Department of Neurology, Yale School of Medicine, New Haven, CT, USA.
Department of Neurology, Klinikum rechts der Isar, TUM School of Medicine, Technical University of Munich, Ismaninger Str. 22, Munich, Germany.
Commun Biol. 2021 Mar 4;4(1):279. doi: 10.1038/s42003-021-01823-w.

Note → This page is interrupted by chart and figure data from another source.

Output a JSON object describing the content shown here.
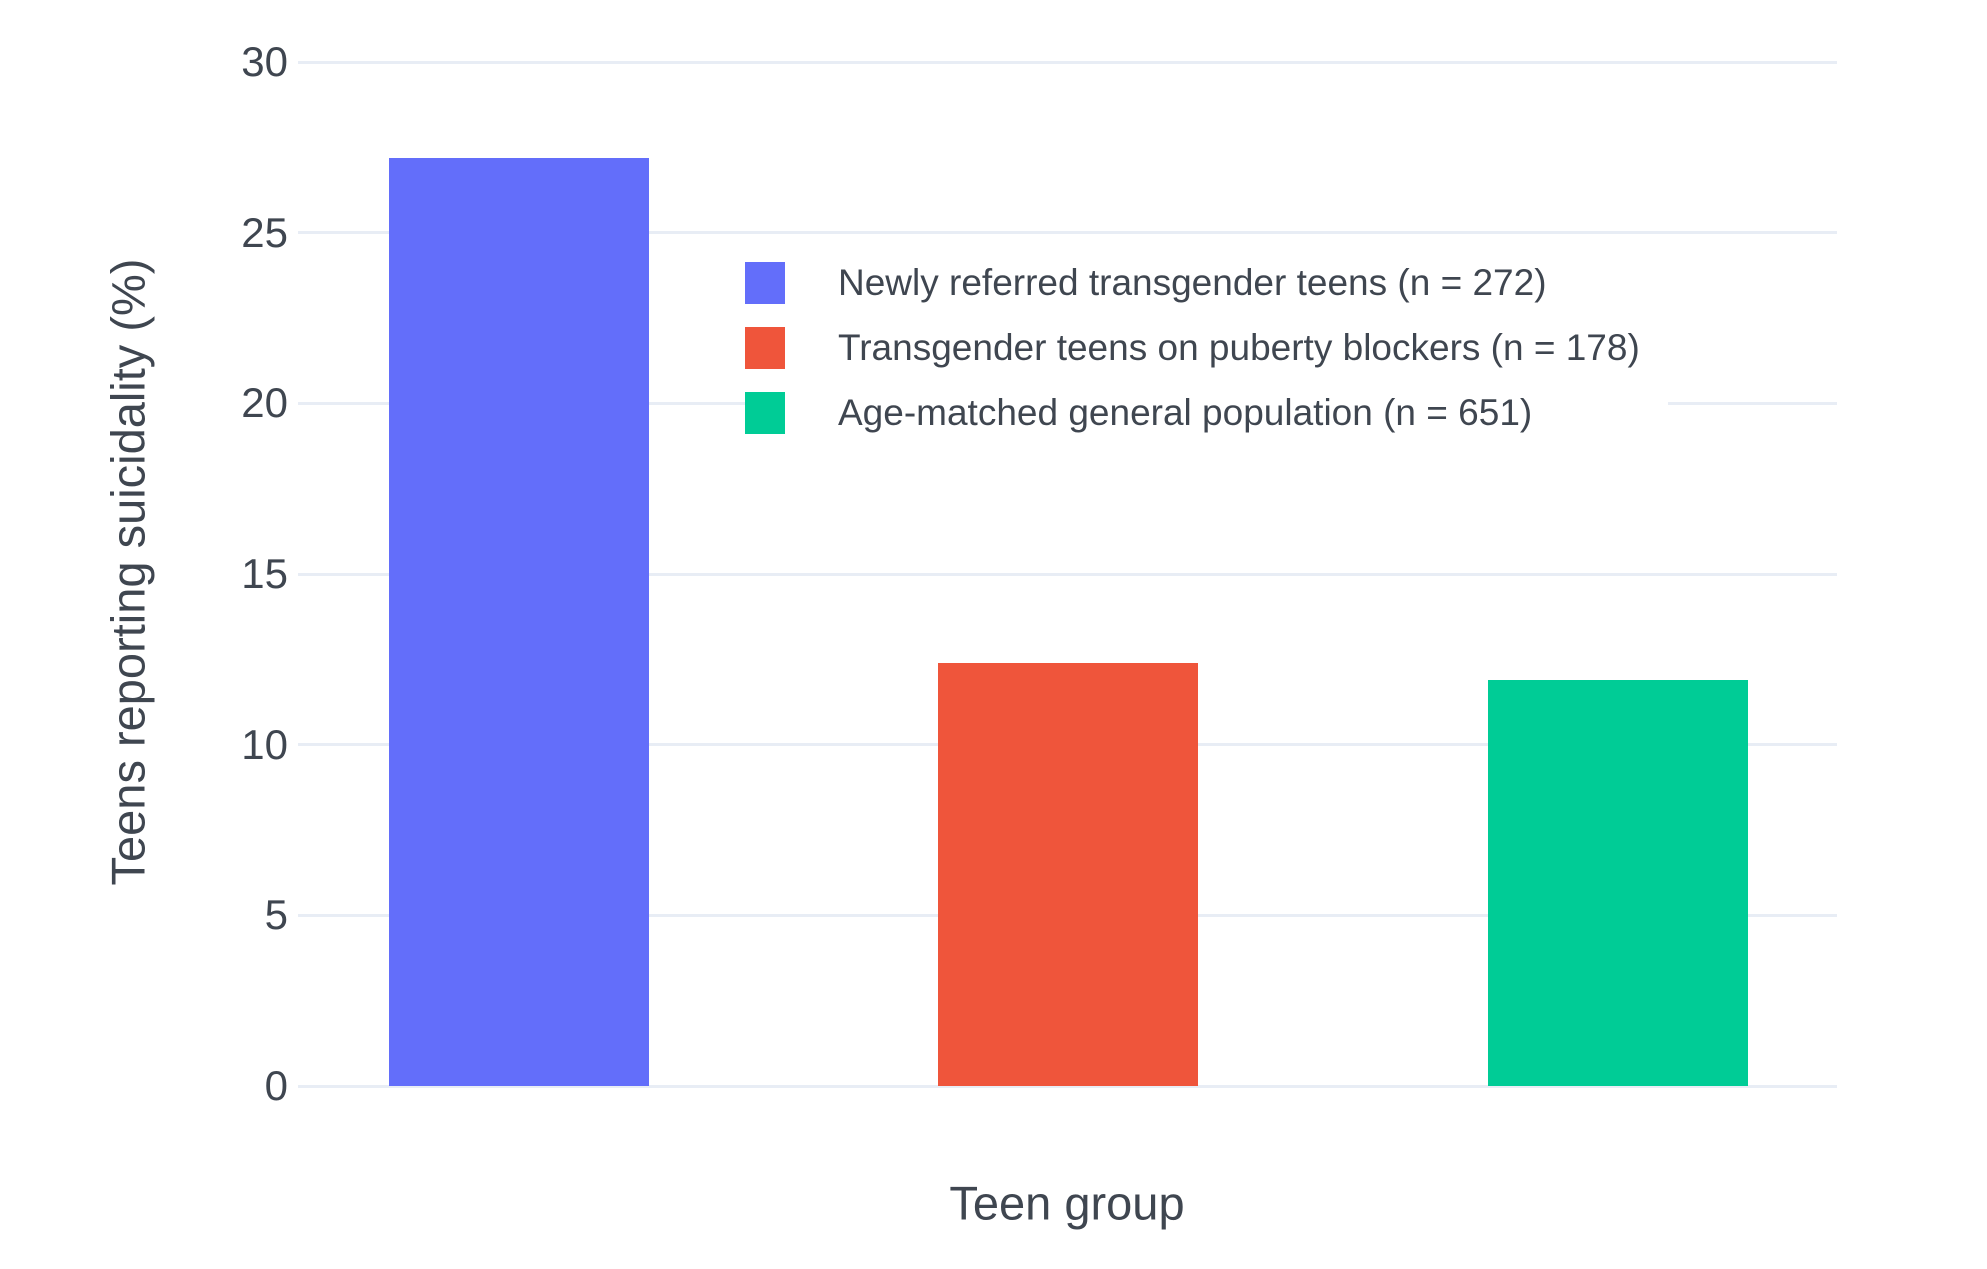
{
  "figure": {
    "x_axis_title": "Teen group",
    "y_axis_title": "Teens reporting suicidality (%)"
  },
  "chart_data": {
    "type": "bar",
    "title": "",
    "xlabel": "Teen group",
    "ylabel": "Teens reporting suicidality (%)",
    "ylim": [
      0,
      30
    ],
    "yticks": [
      0,
      5,
      10,
      15,
      20,
      25,
      30
    ],
    "grid": true,
    "legend_position": "inside-top-center",
    "background_color": "#ffffff",
    "gridline_color": "#e8edf5",
    "text_color": "#3f4650",
    "series": [
      {
        "name": "Newly referred transgender teens (n = 272)",
        "value": 27.2,
        "color": "#636EFA"
      },
      {
        "name": "Transgender teens on puberty blockers (n = 178)",
        "value": 12.4,
        "color": "#EF553B"
      },
      {
        "name": "Age-matched general population (n = 651)",
        "value": 11.9,
        "color": "#00CC96"
      }
    ]
  }
}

Genetic mapping studies have identified thousands of associations between common variants and hundreds of human traits. Translating these associations into mechanisms is complicated by two factors: they fall into gene regulatory regions; and they are rarely mapped to one causal variant. One way around these limitations is to find groups of traits that share associations, using this genetic link to infer a biological connection. Here, we assess how many trait associations in the same locus are due to the same genetic variant, and thus shared; and if these shared associations are due to causal relationships between traits. We find that only a subset of traits share associations, with many due to causal relationships rather than pleiotropy. We therefore suggest that simply observing overlapping associations at a genetic locus is insufficient to infer causality; direct evidence of shared associations is required to support mechanistic hypotheses in genetic studies of complex traits.
遗传图谱研究已经确定了成千上万种常见变异与数百个人类特征之间的关联。将这些关联转化为机制受到两个因素的影响:它们属于基因调控区域;并且很少映射到一个因果变异上。解决这些限制的一种方法是找到具有共同关联的特征组,利用这种遗传联系来推断生物学联系。在这里,我们评估了同一个基因座上有多少个特征关联是由于相同的遗传变异,因此是共享的;以及这些共享关联是否是由于特征之间的因果关系。我们发现,只有一部分特征具有共享的关联,其中许多是由于因果关系而不是多效性。因此,我们建议,仅仅观察遗传位点上重叠的关联不足以推断因果关系;需要直接证据来支持复杂性状的遗传研究中的机制假说。